MERAUKE, JELATANEWSPAPUA.COM – Yayasan Pusaka Bentala Rakyat (YPBR) mengecam kebijakan pemerintah dalam pembangunan Proyek Strategis Nasional (PSN) Merauke, yang dinilai sarat praktik “serakahnomics” dan telah menimbulkan pelanggaran hak asasi manusia serta kerusakan lingkungan hidup.
Kritik ini muncul setelah Menteri Koordinator Bidang Pangan, Zulkifli Hasan, pada 16 September 2025 menyampaikan rencana percepatan pembangunan kawasan pangan, energi, dan air nasional di Kabupaten Merauke, Papua Selatan. Pemerintah menargetkan pembebasan lahan mencapai 1 juta hektar, termasuk 481 ribu hektar yang disebut telah tersedia dalam tata ruang.
Menurut Direktur Yayasan Pusaka, Franky Samperante, kebijakan itu merupakan bentuk kesewenang-wenangan negara yang mengabaikan hak masyarakat adat. “PSN Merauke dijalankan tanpa konsultasi dan persetujuan bebas masyarakat adat sebagaimana prinsip FPIC, serta tanpa keterbukaan informasi terkait perizinan lingkungan dan tanah adat,” katanya dalam release pers yang diterima media ini, Selasa (23/9).
Pusaka menilai, selama lebih dari satu tahun berjalan, proyek ini menimbulkan kontradiksi serius: terjadi kekerasan, pemaksaan, penghancuran sumber pangan tradisional, dan hilangnya belasan ribu hektar hutan.
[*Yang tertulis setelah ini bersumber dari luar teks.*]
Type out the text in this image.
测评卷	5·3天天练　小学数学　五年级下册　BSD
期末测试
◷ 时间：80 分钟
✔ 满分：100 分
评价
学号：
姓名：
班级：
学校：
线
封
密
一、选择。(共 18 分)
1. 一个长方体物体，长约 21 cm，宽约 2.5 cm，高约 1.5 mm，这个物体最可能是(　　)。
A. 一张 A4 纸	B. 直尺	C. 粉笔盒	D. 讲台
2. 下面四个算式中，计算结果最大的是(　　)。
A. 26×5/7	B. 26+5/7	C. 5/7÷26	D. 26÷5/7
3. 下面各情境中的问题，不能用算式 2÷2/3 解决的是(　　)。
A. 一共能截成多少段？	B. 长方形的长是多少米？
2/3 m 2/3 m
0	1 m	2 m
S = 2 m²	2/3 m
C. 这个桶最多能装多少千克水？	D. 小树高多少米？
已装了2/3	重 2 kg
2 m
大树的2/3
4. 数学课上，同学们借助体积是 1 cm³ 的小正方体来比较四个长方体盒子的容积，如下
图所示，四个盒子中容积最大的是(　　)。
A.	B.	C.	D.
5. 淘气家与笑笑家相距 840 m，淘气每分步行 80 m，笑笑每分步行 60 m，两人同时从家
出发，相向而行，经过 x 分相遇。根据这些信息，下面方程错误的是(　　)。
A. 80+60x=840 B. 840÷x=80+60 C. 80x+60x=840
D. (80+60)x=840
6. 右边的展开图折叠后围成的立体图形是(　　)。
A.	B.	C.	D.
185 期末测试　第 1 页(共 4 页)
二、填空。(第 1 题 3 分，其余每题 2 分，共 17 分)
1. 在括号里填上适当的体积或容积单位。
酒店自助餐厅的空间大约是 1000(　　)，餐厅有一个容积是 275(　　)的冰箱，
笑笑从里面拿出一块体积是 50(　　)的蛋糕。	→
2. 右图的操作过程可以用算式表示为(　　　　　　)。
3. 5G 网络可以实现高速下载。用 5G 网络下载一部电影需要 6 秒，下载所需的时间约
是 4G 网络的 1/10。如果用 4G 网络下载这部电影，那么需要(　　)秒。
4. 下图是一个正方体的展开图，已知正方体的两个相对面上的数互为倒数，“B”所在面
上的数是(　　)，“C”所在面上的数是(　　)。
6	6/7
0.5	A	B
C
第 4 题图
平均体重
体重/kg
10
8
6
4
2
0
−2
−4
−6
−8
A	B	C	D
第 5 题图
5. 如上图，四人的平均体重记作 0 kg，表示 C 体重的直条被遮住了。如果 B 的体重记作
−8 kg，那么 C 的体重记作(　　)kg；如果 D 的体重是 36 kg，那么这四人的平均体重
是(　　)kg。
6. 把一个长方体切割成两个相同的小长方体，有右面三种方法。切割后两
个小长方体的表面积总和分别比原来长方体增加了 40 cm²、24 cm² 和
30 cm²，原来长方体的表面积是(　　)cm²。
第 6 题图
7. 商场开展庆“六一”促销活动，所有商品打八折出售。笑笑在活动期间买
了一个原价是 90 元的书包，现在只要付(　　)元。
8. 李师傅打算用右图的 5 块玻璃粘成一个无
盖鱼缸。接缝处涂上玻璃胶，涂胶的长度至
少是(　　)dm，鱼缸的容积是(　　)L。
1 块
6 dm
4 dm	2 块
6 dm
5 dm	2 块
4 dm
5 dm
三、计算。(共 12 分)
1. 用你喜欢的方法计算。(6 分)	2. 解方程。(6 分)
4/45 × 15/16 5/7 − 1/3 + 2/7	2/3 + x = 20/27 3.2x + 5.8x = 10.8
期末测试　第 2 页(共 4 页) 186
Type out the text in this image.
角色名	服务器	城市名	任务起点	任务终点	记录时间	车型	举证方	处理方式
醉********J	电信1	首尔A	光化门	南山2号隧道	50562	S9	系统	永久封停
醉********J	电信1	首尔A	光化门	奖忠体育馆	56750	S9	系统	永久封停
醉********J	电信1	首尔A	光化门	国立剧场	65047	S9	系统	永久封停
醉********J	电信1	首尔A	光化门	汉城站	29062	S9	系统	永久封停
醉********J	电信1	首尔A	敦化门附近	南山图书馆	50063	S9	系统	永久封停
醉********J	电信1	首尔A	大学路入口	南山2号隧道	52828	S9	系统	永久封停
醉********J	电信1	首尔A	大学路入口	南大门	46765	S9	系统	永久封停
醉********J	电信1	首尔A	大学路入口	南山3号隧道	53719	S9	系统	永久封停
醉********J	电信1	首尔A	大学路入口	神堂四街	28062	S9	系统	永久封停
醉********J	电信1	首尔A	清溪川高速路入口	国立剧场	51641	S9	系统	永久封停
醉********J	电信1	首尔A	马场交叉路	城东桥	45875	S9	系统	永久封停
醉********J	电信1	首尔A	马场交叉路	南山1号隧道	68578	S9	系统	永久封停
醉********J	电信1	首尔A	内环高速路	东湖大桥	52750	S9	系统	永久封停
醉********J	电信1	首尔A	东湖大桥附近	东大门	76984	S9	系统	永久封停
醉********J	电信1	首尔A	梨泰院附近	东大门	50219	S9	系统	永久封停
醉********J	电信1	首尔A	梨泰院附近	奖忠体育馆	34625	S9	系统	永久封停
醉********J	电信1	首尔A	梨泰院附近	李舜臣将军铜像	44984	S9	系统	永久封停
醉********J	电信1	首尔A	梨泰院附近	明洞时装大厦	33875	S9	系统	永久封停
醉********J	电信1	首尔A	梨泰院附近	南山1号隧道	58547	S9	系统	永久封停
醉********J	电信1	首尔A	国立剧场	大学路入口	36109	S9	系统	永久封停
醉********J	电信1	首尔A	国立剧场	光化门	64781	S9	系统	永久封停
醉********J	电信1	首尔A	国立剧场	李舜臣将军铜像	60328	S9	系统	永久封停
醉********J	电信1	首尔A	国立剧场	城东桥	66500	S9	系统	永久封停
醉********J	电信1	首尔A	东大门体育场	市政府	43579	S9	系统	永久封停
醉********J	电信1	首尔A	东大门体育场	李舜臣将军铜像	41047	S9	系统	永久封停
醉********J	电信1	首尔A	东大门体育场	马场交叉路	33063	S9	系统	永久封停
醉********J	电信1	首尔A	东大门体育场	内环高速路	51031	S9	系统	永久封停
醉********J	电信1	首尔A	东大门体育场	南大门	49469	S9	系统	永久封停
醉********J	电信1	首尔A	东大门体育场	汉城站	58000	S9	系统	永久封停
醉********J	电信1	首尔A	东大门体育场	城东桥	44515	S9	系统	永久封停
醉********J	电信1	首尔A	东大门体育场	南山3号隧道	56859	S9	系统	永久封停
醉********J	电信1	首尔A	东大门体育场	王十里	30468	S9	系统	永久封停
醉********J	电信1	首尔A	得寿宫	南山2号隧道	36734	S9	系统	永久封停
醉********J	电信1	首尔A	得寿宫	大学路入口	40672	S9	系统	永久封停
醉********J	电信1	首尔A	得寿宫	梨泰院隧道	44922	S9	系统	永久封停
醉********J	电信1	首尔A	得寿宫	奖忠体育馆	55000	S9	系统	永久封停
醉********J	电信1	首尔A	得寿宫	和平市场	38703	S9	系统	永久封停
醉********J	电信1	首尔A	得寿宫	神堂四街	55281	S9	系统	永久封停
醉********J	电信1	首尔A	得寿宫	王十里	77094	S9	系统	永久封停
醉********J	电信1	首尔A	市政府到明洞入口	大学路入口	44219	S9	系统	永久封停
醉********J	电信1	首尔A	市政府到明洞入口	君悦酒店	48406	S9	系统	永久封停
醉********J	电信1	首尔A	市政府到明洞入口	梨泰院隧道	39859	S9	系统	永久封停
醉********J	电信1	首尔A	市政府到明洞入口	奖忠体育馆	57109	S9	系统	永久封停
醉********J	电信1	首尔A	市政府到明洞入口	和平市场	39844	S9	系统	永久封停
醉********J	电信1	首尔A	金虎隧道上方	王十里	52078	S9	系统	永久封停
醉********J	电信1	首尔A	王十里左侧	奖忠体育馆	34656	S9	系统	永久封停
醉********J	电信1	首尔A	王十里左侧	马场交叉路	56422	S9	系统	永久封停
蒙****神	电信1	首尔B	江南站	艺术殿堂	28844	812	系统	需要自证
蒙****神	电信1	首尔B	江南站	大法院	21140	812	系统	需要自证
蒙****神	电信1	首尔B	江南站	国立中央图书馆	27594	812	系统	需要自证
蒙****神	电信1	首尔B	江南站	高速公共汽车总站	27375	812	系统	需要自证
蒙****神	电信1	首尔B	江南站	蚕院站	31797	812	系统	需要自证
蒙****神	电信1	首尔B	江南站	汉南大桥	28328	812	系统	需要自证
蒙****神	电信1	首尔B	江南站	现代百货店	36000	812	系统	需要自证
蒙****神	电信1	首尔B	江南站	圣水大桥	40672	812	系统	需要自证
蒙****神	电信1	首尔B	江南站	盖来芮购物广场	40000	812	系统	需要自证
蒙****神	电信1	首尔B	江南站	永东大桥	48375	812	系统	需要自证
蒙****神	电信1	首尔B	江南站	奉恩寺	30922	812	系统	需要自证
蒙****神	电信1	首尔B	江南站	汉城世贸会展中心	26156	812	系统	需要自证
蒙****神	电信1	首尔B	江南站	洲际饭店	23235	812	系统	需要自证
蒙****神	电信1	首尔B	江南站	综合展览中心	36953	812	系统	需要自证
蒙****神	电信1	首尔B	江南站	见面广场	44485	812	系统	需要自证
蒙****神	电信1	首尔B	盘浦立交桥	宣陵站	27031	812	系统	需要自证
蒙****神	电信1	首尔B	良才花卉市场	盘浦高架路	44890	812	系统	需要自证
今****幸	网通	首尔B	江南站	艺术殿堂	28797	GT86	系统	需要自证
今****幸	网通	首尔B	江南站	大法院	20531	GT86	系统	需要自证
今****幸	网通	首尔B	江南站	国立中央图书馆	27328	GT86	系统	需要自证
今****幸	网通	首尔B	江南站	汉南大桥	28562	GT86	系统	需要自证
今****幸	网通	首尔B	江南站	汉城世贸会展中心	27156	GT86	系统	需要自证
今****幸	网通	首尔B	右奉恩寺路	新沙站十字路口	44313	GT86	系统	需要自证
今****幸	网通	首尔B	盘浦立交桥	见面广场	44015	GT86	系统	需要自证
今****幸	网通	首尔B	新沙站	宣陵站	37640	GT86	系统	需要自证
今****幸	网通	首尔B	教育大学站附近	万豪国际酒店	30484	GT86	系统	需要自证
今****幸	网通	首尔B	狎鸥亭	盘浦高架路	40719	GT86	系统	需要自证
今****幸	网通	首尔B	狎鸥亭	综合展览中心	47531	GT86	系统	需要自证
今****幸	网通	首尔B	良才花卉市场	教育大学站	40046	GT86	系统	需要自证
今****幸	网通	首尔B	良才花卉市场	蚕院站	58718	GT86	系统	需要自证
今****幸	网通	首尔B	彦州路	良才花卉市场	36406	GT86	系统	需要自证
Pusaka mencatat sejak 2024 hingga Agustus 2025, deforestasi mencapai lebih dari 19 ribu hektar akibat aktivitas perusahaan di kawasan tersebut.
Sejumlah perusahaan perkebunan tebu dan bioetanol, termasuk PT Global Papua Abadi (GPA) dan PT Murni Nusantara Mandiri (MNM), disebut terlibat dalam proyek ini. Masyarakat adat Malind Anim dan Yei disebut dipaksa menerima kompensasi hanya sekitar Rp 300 ribu per hektar, nilai yang dinilai tidak adil dan jauh dari manfaat sosial maupun lingkungan.
Lebih jauh, Pusaka menuding konsentrasi penguasaan tanah di tangan segelintir konglomerat, seperti Fangiono Famili dan Martua Sitorus, yang mengendalikan konsesi hingga ratusan ribu hektar lahan di Papua. “Inilah praktik serakahnomics, di mana tanah dan sumber daya alam dikuasai segelintir pihak dengan mengorbankan rakyat,” tegas Samperante.
Melalui pernyataan resminya, Yayasan Pusaka meminta pemerintah:
1. Menghentikan pemberian izin pelepasan kawasan hutan skala luas dan praktik ekstraktif yang merusak lingkungan.
2. Mengevaluasi PSN Merauke, yang dianggap lebih menguntungkan korporasi daripada masyarakat.
3. Menghormati kewenangan khusus Otsus Papua agar pemerintah daerah dapat melindungi masyarakat adat dan mendorong perekonomian yang adil dan berkelanjutan.
“Pemerintah seharusnya tidak hanya mengumbar retorika, tetapi bertindak nyata untuk menghormati hak masyarakat adat dan melindungi lingkungan hidup,” tegas YPBR.